By Dr. Michael A. Bengwayan
In the arid dunes of sub-Saharan Africa, women walk six hours to fetch water with nothing to eat. Arriving home, one mother decides who among her four children will eat the last oatmeal from a food aid caravan three weeks back, and who will starve.
The picture is no different in the Philippines where in the Visayan region, rural mothers scour the forests for something to eat as crops have failed. Their counterparts in Manila eat whatever food they get from the garbage, unmindful of their health.
These are images of the world’s poorest of the poor. They are trapped in long-term poverty where most likely, their children, if they survive, will live in worst or similar conditions. They are hardcore poor, extreme poor and ultra poor. They are the victims of chronic poverty because they are in it for a long, long time, an entire life or even across generations.
Who and where are they?
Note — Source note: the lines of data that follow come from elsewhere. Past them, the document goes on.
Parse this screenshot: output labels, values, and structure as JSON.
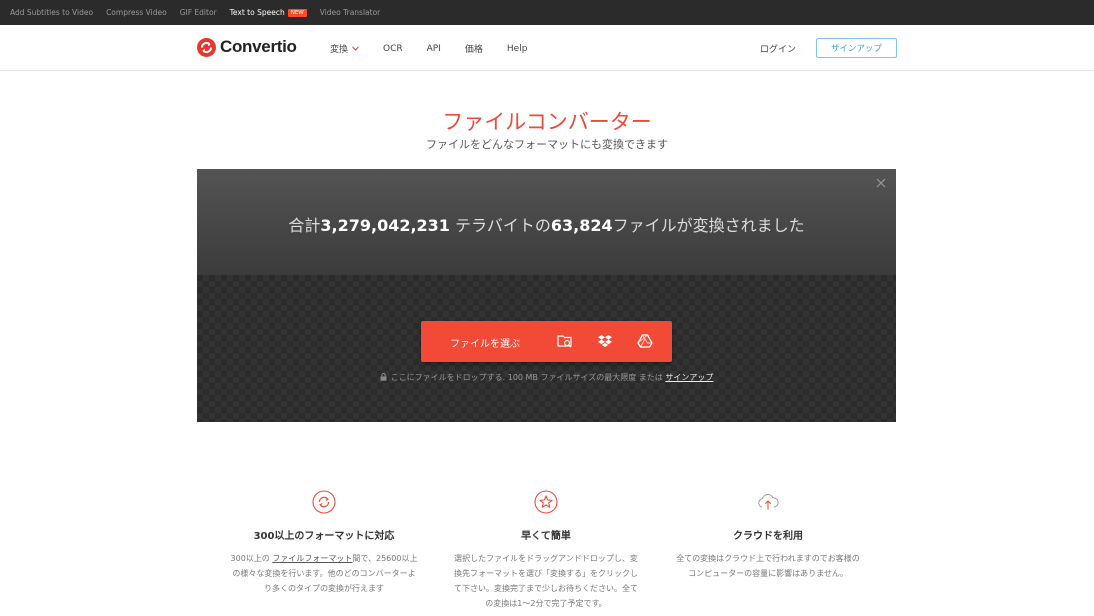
{
  "topbar": {
    "links": [
      "Add Subtitles to Video",
      "Compress Video",
      "GIF Editor",
      "Text to Speech",
      "Video Translator"
    ],
    "new_badge": "NEW",
    "active_index": 3
  },
  "header": {
    "logo_text": "Convertio",
    "nav": [
      "変換",
      "OCR",
      "API",
      "価格",
      "Help"
    ],
    "login": "ログイン",
    "signup": "サインアップ"
  },
  "hero": {
    "title": "ファイルコンバーター",
    "subtitle": "ファイルをどんなフォーマットにも変換できます"
  },
  "converter": {
    "stats_prefix": "合計",
    "stats_size": "3,279,042,231",
    "stats_mid": " テラバイトの",
    "stats_files": "63,824",
    "stats_suffix": "ファイルが変換されました",
    "choose_label": "ファイルを選ぶ",
    "drop_note": "ここにファイルをドロップする. 100 MB ファイルサイズの最大限度 または ",
    "drop_link": "サインアップ"
  },
  "features": [
    {
      "icon": "refresh-circle-icon",
      "title": "300以上のフォーマットに対応",
      "text_pre": "300以上の ",
      "text_link": "ファイルフォーマット",
      "text_post": "間で、25600以上の様々な変換を行います。他のどのコンバーターより多くのタイプの変換が行えます"
    },
    {
      "icon": "star-circle-icon",
      "title": "早くて簡単",
      "text": "選択したファイルをドラッグアンドドロップし、変換先フォーマットを選び「変換する」をクリックして下さい。変換完了まで少しお待ちください。全ての変換は1〜2分で完了予定です。"
    },
    {
      "icon": "cloud-upload-icon",
      "title": "クラウドを利用",
      "text": "全ての変換はクラウド上で行われますのでお客様のコンピューターの容量に影響はありません。"
    }
  ],
  "colors": {
    "brand_red": "#f34a38",
    "signup_blue": "#3a9fd6",
    "topbar": "#2b2b2b"
  }
}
The Overseas Development Institute (ODI) of London says there are some 500 million people in Sub-Sahara Africa, East Asia and Pacific, South Asia and the other parts of the world since 2000. It is projected to reach a billion people in five to ten years.
ODI says the chronically poor people are working people with only a minority unable to engage in labour markets. These people are those who are discriminated against such as the Dalits and Harijans or more known as “Untouchables” in India, socially marginalised people, members of ethnic, religious, indigenous, nomadic and caste groups, bonded labourers, refugees and internally displace people; disabled people and those with ill health and the young and the old. Often, poor women and girls are the most likely to experience life-long poverty, ODI said.
There are five main reasons seen behind chronic poverty, ODI bared. These are insecurity trap, limited citizenship, spatial disadvantage, social discrimination and poor work opportunities. Those who live unprotected within insecure environments often experience an extended duration in poverty. Conflict and violence are obvious sources of insecurity as are economic crisis and natural hazards. These are now evident in many countries in Africa.
People engaged in political spheres also are trapped in chronic poverty because they do not have meaningful political voice, and lack effective and legitimate political representation and power.
In many parts of the world, remoteness, certain types of natural resources endowments, political disadvantage and weak integration can all contribute to the creation of intra-country spatial poverty traps.
ODI explained the chronically poor often experience traps based on their positions within households and communities. Such social structures evolve with social orders such as class and caste systems, ethnicity or gender specific roles, responsibilities and rights. Chronically poor people often live in countries and regions where work opportunities are very limited; and even where there is broad-based growth, the employment generated is exploitative with unhealthy working conditions.
Based on country development trajectories, the 2008 Chronic Poverty Report (CPR) said the poorest of the poor are those who have low per capita income, have high child mortality, high fertility and undernourished populations.
By analysis, one can say that the number of these poor people worldwide can be lessened if they are provided social protection and assistance.
They should also be reached by public services such as vital reproductive health services, and post primary education which are keys in breaking the intergenerational transmission of poverty and have dramatic effect on chronic poor households.
The development of anti-discrimination and gender empowerment policies are essential and strategic urbanisation and migration also contribute to lessening the world’s chronic poor, CPR recommended.